Authors:
R. Ochiai, H. Sugimura, T. Kodama, T. Jinnouchi, E. Furukouji, T. Sakae, S. Tamura; Kiyotake/JP
DOI:
10.1594/ecr2009/C-833
Purpose
Gadolinium-enhanced magnetic resonance angiography (MRA) is increasingly being used as the technique of choice for imaging the vascular system. This technique has several advantages over conventional digital subtraction angiography (DSA). MRA is non-invasive and does not require ionizing radiation. Moreover, the gadolinium contrast agent used has minimal renal effects; this renders the technique particularly useful in patients with concurrent renal failure. However, it has been recently reported that a serious adverse effect called nephrogenic systemic fibrosis (NSF) may occur after exposure to gadodiamide, an extracellular, nonionic, low-osmolar, gadolinium-based contrast agent. Therefore, currently, a gadolinium-based contrast agent cannot be used in patients severe renal dysfunction.

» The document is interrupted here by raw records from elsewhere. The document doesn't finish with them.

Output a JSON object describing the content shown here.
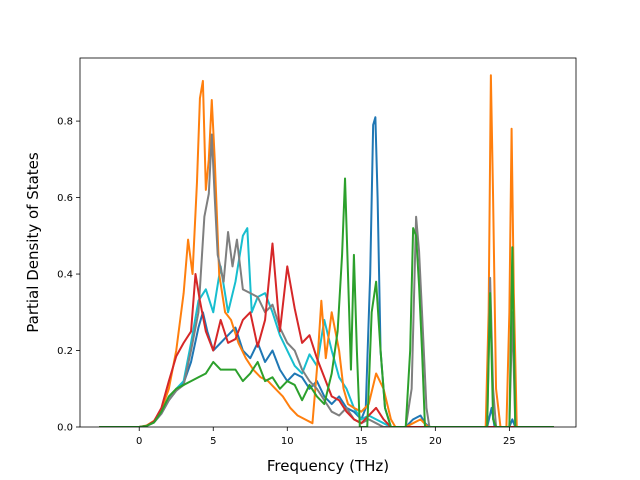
{
  "chart_data": {
    "type": "line",
    "title": "",
    "xlabel": "Frequency (THz)",
    "ylabel": "Partial Density of States",
    "xlim": [
      -4,
      29.5
    ],
    "ylim": [
      0.0,
      0.965
    ],
    "xticks": [
      0,
      5,
      10,
      15,
      20,
      25
    ],
    "xtick_labels": [
      "0",
      "5",
      "10",
      "15",
      "20",
      "25"
    ],
    "yticks": [
      0.0,
      0.2,
      0.4,
      0.6,
      0.8
    ],
    "ytick_labels": [
      "0.0",
      "0.2",
      "0.4",
      "0.6",
      "0.8"
    ],
    "grid": false,
    "legend": "none",
    "series": [
      {
        "color": "#1f77b4",
        "points": [
          [
            -2.7,
            0
          ],
          [
            0,
            0
          ],
          [
            0.5,
            0.003
          ],
          [
            1,
            0.012
          ],
          [
            1.5,
            0.035
          ],
          [
            2,
            0.07
          ],
          [
            2.5,
            0.095
          ],
          [
            3,
            0.115
          ],
          [
            3.5,
            0.17
          ],
          [
            4,
            0.26
          ],
          [
            4.3,
            0.3
          ],
          [
            4.6,
            0.25
          ],
          [
            5,
            0.2
          ],
          [
            5.5,
            0.22
          ],
          [
            6,
            0.24
          ],
          [
            6.5,
            0.26
          ],
          [
            7,
            0.2
          ],
          [
            7.5,
            0.18
          ],
          [
            8,
            0.22
          ],
          [
            8.5,
            0.17
          ],
          [
            9,
            0.2
          ],
          [
            9.5,
            0.15
          ],
          [
            10,
            0.12
          ],
          [
            10.5,
            0.14
          ],
          [
            11,
            0.13
          ],
          [
            11.5,
            0.1
          ],
          [
            12,
            0.12
          ],
          [
            12.5,
            0.08
          ],
          [
            13,
            0.06
          ],
          [
            13.5,
            0.08
          ],
          [
            14,
            0.05
          ],
          [
            14.5,
            0.04
          ],
          [
            15,
            0.02
          ],
          [
            15.3,
            0.05
          ],
          [
            15.6,
            0.4
          ],
          [
            15.8,
            0.79
          ],
          [
            15.95,
            0.81
          ],
          [
            16.1,
            0.6
          ],
          [
            16.3,
            0.2
          ],
          [
            16.6,
            0.05
          ],
          [
            17,
            0
          ],
          [
            18,
            0
          ],
          [
            18.5,
            0.02
          ],
          [
            19,
            0.03
          ],
          [
            19.3,
            0.01
          ],
          [
            19.6,
            0
          ],
          [
            23.5,
            0
          ],
          [
            23.8,
            0.05
          ],
          [
            24,
            0
          ],
          [
            25,
            0
          ],
          [
            25.2,
            0.02
          ],
          [
            25.4,
            0
          ],
          [
            28,
            0
          ]
        ]
      },
      {
        "color": "#17becf",
        "points": [
          [
            -2.7,
            0
          ],
          [
            0,
            0
          ],
          [
            0.5,
            0.003
          ],
          [
            1,
            0.014
          ],
          [
            1.5,
            0.04
          ],
          [
            2,
            0.075
          ],
          [
            2.5,
            0.1
          ],
          [
            3,
            0.12
          ],
          [
            3.5,
            0.22
          ],
          [
            4,
            0.33
          ],
          [
            4.5,
            0.36
          ],
          [
            5,
            0.3
          ],
          [
            5.5,
            0.42
          ],
          [
            6,
            0.3
          ],
          [
            6.5,
            0.38
          ],
          [
            7,
            0.5
          ],
          [
            7.3,
            0.52
          ],
          [
            7.6,
            0.3
          ],
          [
            8,
            0.34
          ],
          [
            8.5,
            0.35
          ],
          [
            9,
            0.3
          ],
          [
            9.5,
            0.24
          ],
          [
            10,
            0.2
          ],
          [
            10.5,
            0.16
          ],
          [
            11,
            0.14
          ],
          [
            11.5,
            0.19
          ],
          [
            12,
            0.16
          ],
          [
            12.5,
            0.28
          ],
          [
            13,
            0.2
          ],
          [
            13.5,
            0.13
          ],
          [
            14,
            0.1
          ],
          [
            14.5,
            0.05
          ],
          [
            15,
            0.02
          ],
          [
            15.5,
            0.03
          ],
          [
            16,
            0.02
          ],
          [
            16.5,
            0.01
          ],
          [
            17,
            0
          ],
          [
            28,
            0
          ]
        ]
      },
      {
        "color": "#ff7f0e",
        "points": [
          [
            -2.7,
            0
          ],
          [
            0,
            0
          ],
          [
            0.5,
            0.004
          ],
          [
            1,
            0.016
          ],
          [
            1.5,
            0.045
          ],
          [
            2,
            0.1
          ],
          [
            2.5,
            0.2
          ],
          [
            3,
            0.35
          ],
          [
            3.3,
            0.49
          ],
          [
            3.6,
            0.4
          ],
          [
            3.9,
            0.64
          ],
          [
            4.1,
            0.86
          ],
          [
            4.3,
            0.905
          ],
          [
            4.5,
            0.62
          ],
          [
            4.7,
            0.7
          ],
          [
            4.9,
            0.855
          ],
          [
            5.1,
            0.7
          ],
          [
            5.4,
            0.4
          ],
          [
            5.8,
            0.3
          ],
          [
            6.2,
            0.28
          ],
          [
            6.7,
            0.22
          ],
          [
            7.2,
            0.18
          ],
          [
            7.7,
            0.15
          ],
          [
            8.2,
            0.13
          ],
          [
            8.7,
            0.12
          ],
          [
            9.2,
            0.1
          ],
          [
            9.7,
            0.08
          ],
          [
            10.2,
            0.05
          ],
          [
            10.7,
            0.03
          ],
          [
            11.2,
            0.02
          ],
          [
            11.7,
            0.01
          ],
          [
            12,
            0.15
          ],
          [
            12.3,
            0.33
          ],
          [
            12.6,
            0.18
          ],
          [
            13,
            0.3
          ],
          [
            13.5,
            0.2
          ],
          [
            13.8,
            0.1
          ],
          [
            14.1,
            0.06
          ],
          [
            14.5,
            0.05
          ],
          [
            15,
            0.04
          ],
          [
            15.5,
            0.06
          ],
          [
            16,
            0.14
          ],
          [
            16.5,
            0.1
          ],
          [
            17,
            0.02
          ],
          [
            17.3,
            0
          ],
          [
            18,
            0
          ],
          [
            18.5,
            0.01
          ],
          [
            19,
            0.02
          ],
          [
            19.5,
            0
          ],
          [
            23.4,
            0
          ],
          [
            23.6,
            0.3
          ],
          [
            23.75,
            0.92
          ],
          [
            23.9,
            0.6
          ],
          [
            24.1,
            0.1
          ],
          [
            24.4,
            0
          ],
          [
            24.8,
            0
          ],
          [
            25,
            0.3
          ],
          [
            25.15,
            0.78
          ],
          [
            25.3,
            0.35
          ],
          [
            25.5,
            0
          ],
          [
            28,
            0
          ]
        ]
      },
      {
        "color": "#7f7f7f",
        "points": [
          [
            -2.7,
            0
          ],
          [
            0,
            0
          ],
          [
            0.5,
            0.003
          ],
          [
            1,
            0.012
          ],
          [
            1.5,
            0.035
          ],
          [
            2,
            0.07
          ],
          [
            2.5,
            0.095
          ],
          [
            3,
            0.11
          ],
          [
            3.5,
            0.2
          ],
          [
            4,
            0.3
          ],
          [
            4.4,
            0.55
          ],
          [
            4.7,
            0.61
          ],
          [
            4.9,
            0.765
          ],
          [
            5.1,
            0.6
          ],
          [
            5.3,
            0.45
          ],
          [
            5.7,
            0.38
          ],
          [
            6,
            0.51
          ],
          [
            6.3,
            0.42
          ],
          [
            6.6,
            0.49
          ],
          [
            7,
            0.36
          ],
          [
            7.5,
            0.35
          ],
          [
            8,
            0.34
          ],
          [
            8.5,
            0.3
          ],
          [
            9,
            0.32
          ],
          [
            9.5,
            0.26
          ],
          [
            10,
            0.22
          ],
          [
            10.5,
            0.2
          ],
          [
            11,
            0.15
          ],
          [
            11.5,
            0.12
          ],
          [
            12,
            0.1
          ],
          [
            12.5,
            0.07
          ],
          [
            13,
            0.04
          ],
          [
            13.5,
            0.03
          ],
          [
            14,
            0.05
          ],
          [
            14.5,
            0.02
          ],
          [
            15,
            0.01
          ],
          [
            15.5,
            0.02
          ],
          [
            16,
            0.01
          ],
          [
            16.5,
            0
          ],
          [
            18,
            0
          ],
          [
            18.4,
            0.1
          ],
          [
            18.7,
            0.55
          ],
          [
            18.9,
            0.46
          ],
          [
            19.1,
            0.3
          ],
          [
            19.4,
            0.05
          ],
          [
            19.6,
            0
          ],
          [
            23.5,
            0
          ],
          [
            23.7,
            0.39
          ],
          [
            23.9,
            0.1
          ],
          [
            24.1,
            0
          ],
          [
            25,
            0
          ],
          [
            25.2,
            0.3
          ],
          [
            25.4,
            0
          ],
          [
            28,
            0
          ]
        ]
      },
      {
        "color": "#d62728",
        "points": [
          [
            -2.7,
            0
          ],
          [
            0,
            0
          ],
          [
            0.5,
            0.003
          ],
          [
            1,
            0.015
          ],
          [
            1.5,
            0.05
          ],
          [
            2,
            0.12
          ],
          [
            2.5,
            0.185
          ],
          [
            3,
            0.22
          ],
          [
            3.5,
            0.25
          ],
          [
            3.8,
            0.4
          ],
          [
            4.1,
            0.33
          ],
          [
            4.5,
            0.25
          ],
          [
            5,
            0.2
          ],
          [
            5.5,
            0.28
          ],
          [
            6,
            0.22
          ],
          [
            6.5,
            0.23
          ],
          [
            7,
            0.28
          ],
          [
            7.5,
            0.3
          ],
          [
            8,
            0.21
          ],
          [
            8.5,
            0.28
          ],
          [
            9,
            0.48
          ],
          [
            9.5,
            0.25
          ],
          [
            10,
            0.42
          ],
          [
            10.5,
            0.31
          ],
          [
            11,
            0.22
          ],
          [
            11.5,
            0.24
          ],
          [
            12,
            0.18
          ],
          [
            12.5,
            0.13
          ],
          [
            13,
            0.08
          ],
          [
            13.5,
            0.07
          ],
          [
            14,
            0.04
          ],
          [
            14.5,
            0.02
          ],
          [
            15,
            0.01
          ],
          [
            15.5,
            0.03
          ],
          [
            16,
            0.05
          ],
          [
            16.5,
            0.02
          ],
          [
            17,
            0
          ],
          [
            28,
            0
          ]
        ]
      },
      {
        "color": "#2ca02c",
        "points": [
          [
            -2.7,
            0
          ],
          [
            0,
            0
          ],
          [
            0.5,
            0.003
          ],
          [
            1,
            0.012
          ],
          [
            1.5,
            0.04
          ],
          [
            2,
            0.08
          ],
          [
            2.5,
            0.1
          ],
          [
            3,
            0.11
          ],
          [
            3.5,
            0.12
          ],
          [
            4,
            0.13
          ],
          [
            4.5,
            0.14
          ],
          [
            5,
            0.17
          ],
          [
            5.5,
            0.15
          ],
          [
            6,
            0.15
          ],
          [
            6.5,
            0.15
          ],
          [
            7,
            0.12
          ],
          [
            7.5,
            0.14
          ],
          [
            8,
            0.17
          ],
          [
            8.5,
            0.12
          ],
          [
            9,
            0.13
          ],
          [
            9.5,
            0.1
          ],
          [
            10,
            0.12
          ],
          [
            10.5,
            0.11
          ],
          [
            11,
            0.07
          ],
          [
            11.5,
            0.11
          ],
          [
            12,
            0.08
          ],
          [
            12.5,
            0.06
          ],
          [
            13,
            0.14
          ],
          [
            13.4,
            0.25
          ],
          [
            13.7,
            0.45
          ],
          [
            13.9,
            0.65
          ],
          [
            14.1,
            0.4
          ],
          [
            14.3,
            0.15
          ],
          [
            14.5,
            0.45
          ],
          [
            14.7,
            0.2
          ],
          [
            14.9,
            0
          ],
          [
            15.4,
            0
          ],
          [
            15.7,
            0.3
          ],
          [
            16,
            0.38
          ],
          [
            16.3,
            0.2
          ],
          [
            16.6,
            0.05
          ],
          [
            17,
            0
          ],
          [
            18,
            0
          ],
          [
            18.3,
            0.2
          ],
          [
            18.5,
            0.52
          ],
          [
            18.7,
            0.5
          ],
          [
            18.9,
            0.37
          ],
          [
            19.1,
            0.2
          ],
          [
            19.3,
            0
          ],
          [
            23.5,
            0
          ],
          [
            23.7,
            0.35
          ],
          [
            23.9,
            0.02
          ],
          [
            24.1,
            0
          ],
          [
            25,
            0
          ],
          [
            25.2,
            0.47
          ],
          [
            25.4,
            0
          ],
          [
            28,
            0
          ]
        ]
      }
    ]
  }
}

Non-contrast-enhanced MRA, which can depict blood vessels, can be performed using time-of-flight (TOF) methods, phase-contrast methods, ECG-gated 3D partial-Fourier fast spin echo methods, or arterial spin labeling (ASL) methods. ASL involves the use of water in arterial blood as an endogenous contrast material to non-invasively evaluate perfusion. ASL can also be combined with a fast imaging method such as true steady-state free precession (SSFP). This combination method is available for MR portogaphy, but poor depiction of the portal vein and its branches have been reported occasionally.
In cases of renal dysfunction, a superparamagnetic iron oxide particle (SPIO), which has a high R2/R1 relaxivity ratio, may be used as a blood pool contrast agent.
In this study, we aimed to evaluate the effects of SPIO administration on the quality of spin labeling portography.